La direction diocésaine de l’enseignement catholique et les structures plus larges de l’enseignement catholique occupaient également une place importante dans l’environnement institutionnel de Notre-Dame-de-Bétharram. La direction diocésaine était chargée d’accompagner, de coordonner et de contrôler les établissements catholiques du diocèse. À ce titre, elle constituait un interlocuteur naturel pour les familles, les personnels et les responsables d’établissement confrontés à des situations préoccupantes. Les éléments recueillis par la Commission montrent toutefois qu’elle n’a pas pleinement joué ce rôle face aux alertes qui lui ont été adressées. Les signalements dont elle a été destinataire n’ont pas conduit à des investigations suffisamment approfondies ni à une remise en cause du fonctionnement de l’établissement à la hauteur de la gravité des faits dénoncés.
Le rectorat et la préfecture ont refusé d’ouvrir leurs archives ?
En revanche le rapport reste étrangement coi sur les noms des responsables de l’étouffement de la première affaire Betharram (de Behr puis Silviet Carricart) dans les années 1990.
Tout juste signale-t-il l’obstruction de plusieurs institutions quant à l’ouverture de leurs archives – confirmant que l’omerta et les abus de Betharram ont une responsabilité partagée entre les institutions ecclésiastiques et l’État.
Si la cour d’appel a donné les autorisations nécessaires, mais les dossiers n’ont pas pu être trouvés, le rapport indique noir sur blanc que deux institutions se sont dérobées :
« 2. fonds archivistiques du rectorat Malgré de nombreuses relances, les fonds n’ont jamais pu être consultés.
3. Certains dossiers des archives préfectorales Malgré de nombreuses relances, l’ensemble des documents demandés n’a jamais été communiqué« .
La dilution des responsabilités au sein de l’enseignement catholique, porte ouverte aux abus ?
Le rapport met en cause aussi la dilution des responsabilités au sein de l’enseignement catholique, qui continue à ce jour – en novembre dernier c’est ce que les victimes et représentants des collectifs ont fait remarquer au nouveau secrétaire général de l’enseignement catholique, Guillaume Prevost, lors d’une réunion de préparation pour la mise en place d’un groupe témoin de victimes, afin de renouveler les processus internes de l’enseignement catholique et améliorer la formation des personnels.
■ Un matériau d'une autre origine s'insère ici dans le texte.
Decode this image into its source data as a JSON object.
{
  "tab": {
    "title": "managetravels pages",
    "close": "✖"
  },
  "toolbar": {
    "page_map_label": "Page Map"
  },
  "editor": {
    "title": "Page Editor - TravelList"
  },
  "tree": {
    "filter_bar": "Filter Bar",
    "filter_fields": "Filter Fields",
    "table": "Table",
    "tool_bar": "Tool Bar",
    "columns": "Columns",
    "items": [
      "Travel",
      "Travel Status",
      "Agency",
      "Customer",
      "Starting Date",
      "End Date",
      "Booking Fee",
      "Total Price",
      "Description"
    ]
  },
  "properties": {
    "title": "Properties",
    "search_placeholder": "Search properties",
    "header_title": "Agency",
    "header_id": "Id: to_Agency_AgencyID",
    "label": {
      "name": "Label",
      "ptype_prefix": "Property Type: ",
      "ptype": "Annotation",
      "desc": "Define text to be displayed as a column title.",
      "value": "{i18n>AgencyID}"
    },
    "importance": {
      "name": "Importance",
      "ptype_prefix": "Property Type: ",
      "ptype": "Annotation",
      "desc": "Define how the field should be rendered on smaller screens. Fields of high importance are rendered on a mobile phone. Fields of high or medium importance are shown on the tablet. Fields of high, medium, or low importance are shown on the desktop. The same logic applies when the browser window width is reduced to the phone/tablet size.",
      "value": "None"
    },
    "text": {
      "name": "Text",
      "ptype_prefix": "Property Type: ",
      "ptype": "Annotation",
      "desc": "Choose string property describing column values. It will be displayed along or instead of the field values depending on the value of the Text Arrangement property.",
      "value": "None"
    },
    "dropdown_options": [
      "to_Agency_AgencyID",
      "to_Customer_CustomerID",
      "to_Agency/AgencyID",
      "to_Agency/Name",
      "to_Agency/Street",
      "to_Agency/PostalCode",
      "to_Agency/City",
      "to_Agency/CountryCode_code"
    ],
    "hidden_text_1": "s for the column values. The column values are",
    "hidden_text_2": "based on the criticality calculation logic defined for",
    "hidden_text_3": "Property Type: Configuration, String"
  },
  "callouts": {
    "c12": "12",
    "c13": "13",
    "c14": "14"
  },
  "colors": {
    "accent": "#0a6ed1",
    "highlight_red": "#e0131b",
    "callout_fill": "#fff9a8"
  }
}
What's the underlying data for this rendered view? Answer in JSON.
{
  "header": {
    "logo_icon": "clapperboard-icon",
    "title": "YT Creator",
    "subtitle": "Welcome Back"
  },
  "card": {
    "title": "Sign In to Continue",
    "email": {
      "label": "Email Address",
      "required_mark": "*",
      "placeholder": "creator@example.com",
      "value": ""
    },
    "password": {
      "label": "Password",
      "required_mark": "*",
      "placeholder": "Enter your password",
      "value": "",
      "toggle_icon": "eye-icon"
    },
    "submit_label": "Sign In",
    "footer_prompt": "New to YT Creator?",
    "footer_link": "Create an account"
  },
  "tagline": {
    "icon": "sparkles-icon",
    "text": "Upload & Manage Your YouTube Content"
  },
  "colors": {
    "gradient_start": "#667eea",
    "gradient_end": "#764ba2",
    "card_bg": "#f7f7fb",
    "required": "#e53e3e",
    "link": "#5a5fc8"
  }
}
« L’affaire Bétharram met ainsi en lumière une difficulté plus générale de l’enseignement catholique : la coexistence d’une pluralité de structures – Congrégation, établissement, OGEC, APEL, direction diocésaine, diocèse, secrétariat général de l’enseignement catholique – dont les compétences sont complémentaires mais parfois insuffisamment articulées lorsqu’il s’agit de traiter des violences commises sur des mineurs.
Dans ses recommandations l’IFJD demande d’ailleurs de ne pas empiler les structures, mais de les faire travailler ensemble de façon plus fluide : « le processus Bétharram mobilise de nombreux acteurs : victimes, associations, collectifs, commissions, dispositifs de réparation, Congrégation, institutions catholiques, autorités publiques, justice, chercheurs et professionnels de l’accompagnement. Cette pluralité est nécessaire, mais elle peut devenir un risque si elle produit de la dispersion, de l’illisibilité ou – pire – de la concurrence.
Les structures doivent donc travailler ensemble de façon complémentaire, coordonnée et lisible. L’enjeu n’est pas de juxtaposer les dispositifs, ni de créer de nouveaux mécanismes qui viendraient concurrencer ou dupliquer ceux qui existent déjà.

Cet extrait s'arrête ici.